Au service de l’humain

«Ce sont des avatars d'agents publics qui accueillent les administrés, ou plutôt leurs propres avatars! Séoul s'est ainsi donné pour ambition de devenir une «ville émotionnelle du futur» où le numérique serait vraiment mis au service de l'individu dans toutes les composantes de son identité aussi bien sociale que civique en passant par sa dimension «sensorielle»». Pour Guy Mamou-Mani, «être inclus au monde numérique, c'est être inclus à la société et à l'humanité mais le numérique est aussi un canal d'inclusion». Aussi, il le rappelle : «de même que nous ne pouvons pas laisser les femmes étrangères au numérique, nous ne pouvons pas laisser le numérique étranger aux femmes». Aussi, L'école 42, «a vu son taux de candidates aux épreuves de sélection passer de 7% en 2017 à 46% en 2021, grâce à une politique de communication et de sensibilisation offensive».

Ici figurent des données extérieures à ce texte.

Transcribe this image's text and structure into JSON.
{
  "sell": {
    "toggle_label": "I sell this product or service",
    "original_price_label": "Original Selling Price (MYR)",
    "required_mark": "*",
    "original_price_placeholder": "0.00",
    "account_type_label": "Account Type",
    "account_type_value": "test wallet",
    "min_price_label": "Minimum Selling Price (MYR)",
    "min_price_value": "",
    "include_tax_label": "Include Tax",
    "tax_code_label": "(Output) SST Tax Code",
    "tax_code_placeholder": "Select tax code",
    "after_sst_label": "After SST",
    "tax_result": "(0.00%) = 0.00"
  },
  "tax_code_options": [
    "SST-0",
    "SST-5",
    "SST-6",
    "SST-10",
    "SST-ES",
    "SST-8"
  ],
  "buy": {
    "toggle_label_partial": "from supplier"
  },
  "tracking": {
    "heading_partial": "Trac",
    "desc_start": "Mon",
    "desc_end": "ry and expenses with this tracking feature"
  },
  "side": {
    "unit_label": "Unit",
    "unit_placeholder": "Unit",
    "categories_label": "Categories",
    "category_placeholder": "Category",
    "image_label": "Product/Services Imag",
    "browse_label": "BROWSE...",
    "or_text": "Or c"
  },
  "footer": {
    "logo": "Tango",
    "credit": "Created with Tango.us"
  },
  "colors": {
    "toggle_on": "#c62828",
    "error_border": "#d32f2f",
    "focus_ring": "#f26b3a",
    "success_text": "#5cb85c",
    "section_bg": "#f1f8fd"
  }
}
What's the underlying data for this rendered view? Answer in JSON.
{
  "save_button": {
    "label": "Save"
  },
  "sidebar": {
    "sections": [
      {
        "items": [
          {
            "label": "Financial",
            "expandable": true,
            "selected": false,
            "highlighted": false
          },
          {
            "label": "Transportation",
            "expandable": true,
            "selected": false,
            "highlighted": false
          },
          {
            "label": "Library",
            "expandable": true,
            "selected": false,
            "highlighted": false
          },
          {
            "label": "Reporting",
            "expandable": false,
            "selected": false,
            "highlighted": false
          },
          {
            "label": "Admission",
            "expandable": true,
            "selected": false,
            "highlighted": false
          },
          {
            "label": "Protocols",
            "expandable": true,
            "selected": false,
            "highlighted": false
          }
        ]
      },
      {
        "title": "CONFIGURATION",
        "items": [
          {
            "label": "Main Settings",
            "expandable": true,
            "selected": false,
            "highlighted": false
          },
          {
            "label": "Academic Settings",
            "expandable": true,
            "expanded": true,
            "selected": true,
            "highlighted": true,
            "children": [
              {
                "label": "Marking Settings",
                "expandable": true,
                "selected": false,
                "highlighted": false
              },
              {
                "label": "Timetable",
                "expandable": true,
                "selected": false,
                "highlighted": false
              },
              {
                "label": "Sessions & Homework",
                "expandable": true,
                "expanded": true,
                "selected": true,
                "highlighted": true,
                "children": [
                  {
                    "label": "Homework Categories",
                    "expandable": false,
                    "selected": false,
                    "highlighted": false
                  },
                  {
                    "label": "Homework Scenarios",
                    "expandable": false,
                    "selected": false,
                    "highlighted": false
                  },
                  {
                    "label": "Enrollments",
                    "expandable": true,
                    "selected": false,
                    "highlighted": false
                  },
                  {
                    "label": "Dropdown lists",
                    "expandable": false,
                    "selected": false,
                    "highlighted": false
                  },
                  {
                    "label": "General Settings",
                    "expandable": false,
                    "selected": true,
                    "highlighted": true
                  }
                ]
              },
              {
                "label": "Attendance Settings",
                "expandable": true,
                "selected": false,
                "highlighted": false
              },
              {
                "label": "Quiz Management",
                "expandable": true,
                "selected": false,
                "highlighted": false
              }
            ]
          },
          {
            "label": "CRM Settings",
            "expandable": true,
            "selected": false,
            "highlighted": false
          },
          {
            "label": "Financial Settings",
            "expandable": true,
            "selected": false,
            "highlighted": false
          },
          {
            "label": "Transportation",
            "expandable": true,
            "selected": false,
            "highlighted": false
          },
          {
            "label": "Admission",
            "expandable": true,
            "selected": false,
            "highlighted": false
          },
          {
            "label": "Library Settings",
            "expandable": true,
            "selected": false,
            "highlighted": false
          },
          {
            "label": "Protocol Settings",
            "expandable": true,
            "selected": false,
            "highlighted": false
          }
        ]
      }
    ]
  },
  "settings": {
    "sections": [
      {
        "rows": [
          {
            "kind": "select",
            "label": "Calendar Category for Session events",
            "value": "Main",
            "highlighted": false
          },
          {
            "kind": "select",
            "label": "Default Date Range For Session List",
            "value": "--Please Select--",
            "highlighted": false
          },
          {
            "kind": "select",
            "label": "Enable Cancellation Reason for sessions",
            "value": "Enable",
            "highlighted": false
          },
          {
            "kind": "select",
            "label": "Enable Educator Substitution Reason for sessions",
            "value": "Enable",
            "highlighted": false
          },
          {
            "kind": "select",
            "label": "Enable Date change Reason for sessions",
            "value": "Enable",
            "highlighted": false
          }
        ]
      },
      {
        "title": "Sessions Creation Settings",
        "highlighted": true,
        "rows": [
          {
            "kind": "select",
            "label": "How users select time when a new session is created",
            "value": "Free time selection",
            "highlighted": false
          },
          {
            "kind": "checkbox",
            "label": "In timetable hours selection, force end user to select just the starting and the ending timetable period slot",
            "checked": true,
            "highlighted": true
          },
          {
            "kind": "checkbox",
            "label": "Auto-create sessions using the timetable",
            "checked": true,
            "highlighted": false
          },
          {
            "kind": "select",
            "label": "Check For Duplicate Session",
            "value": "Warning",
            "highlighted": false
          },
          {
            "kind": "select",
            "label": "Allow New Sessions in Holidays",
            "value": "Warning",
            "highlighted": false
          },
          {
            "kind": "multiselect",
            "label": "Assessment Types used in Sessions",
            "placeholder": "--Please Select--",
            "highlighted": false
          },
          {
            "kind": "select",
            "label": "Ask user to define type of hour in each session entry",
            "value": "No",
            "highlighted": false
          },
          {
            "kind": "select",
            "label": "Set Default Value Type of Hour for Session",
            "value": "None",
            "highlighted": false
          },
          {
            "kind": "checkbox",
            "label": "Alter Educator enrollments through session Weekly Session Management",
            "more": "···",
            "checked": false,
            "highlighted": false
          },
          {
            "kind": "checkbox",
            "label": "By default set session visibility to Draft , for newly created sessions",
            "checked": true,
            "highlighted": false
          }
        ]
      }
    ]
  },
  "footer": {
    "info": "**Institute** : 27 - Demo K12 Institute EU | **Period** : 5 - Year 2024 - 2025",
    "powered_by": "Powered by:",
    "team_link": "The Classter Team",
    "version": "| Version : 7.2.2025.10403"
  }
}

Pour Guy Mamou-Mani, «le numérique peut être un progrès, c'est-à-dire qu'il peut être au service de l'humain, dans la longue tradition des évolutions techniques, sociale, sociétale et culturelle qui ont contribué à l'émancipation des individus, pris un par un et tous ensemble». Il participe à lutter contre «la fatalité de la souffrance au travail». Aussi, Guy Mamou-Mani propose de privilégier des domaines : «la santé, l'éducation environnement». Il s’agit là d’«innover pour permettre aux gens de mieux vivre, et de mieux vivre ensemble, c'est à la fois une mission exaltante et une œuvre sans fin».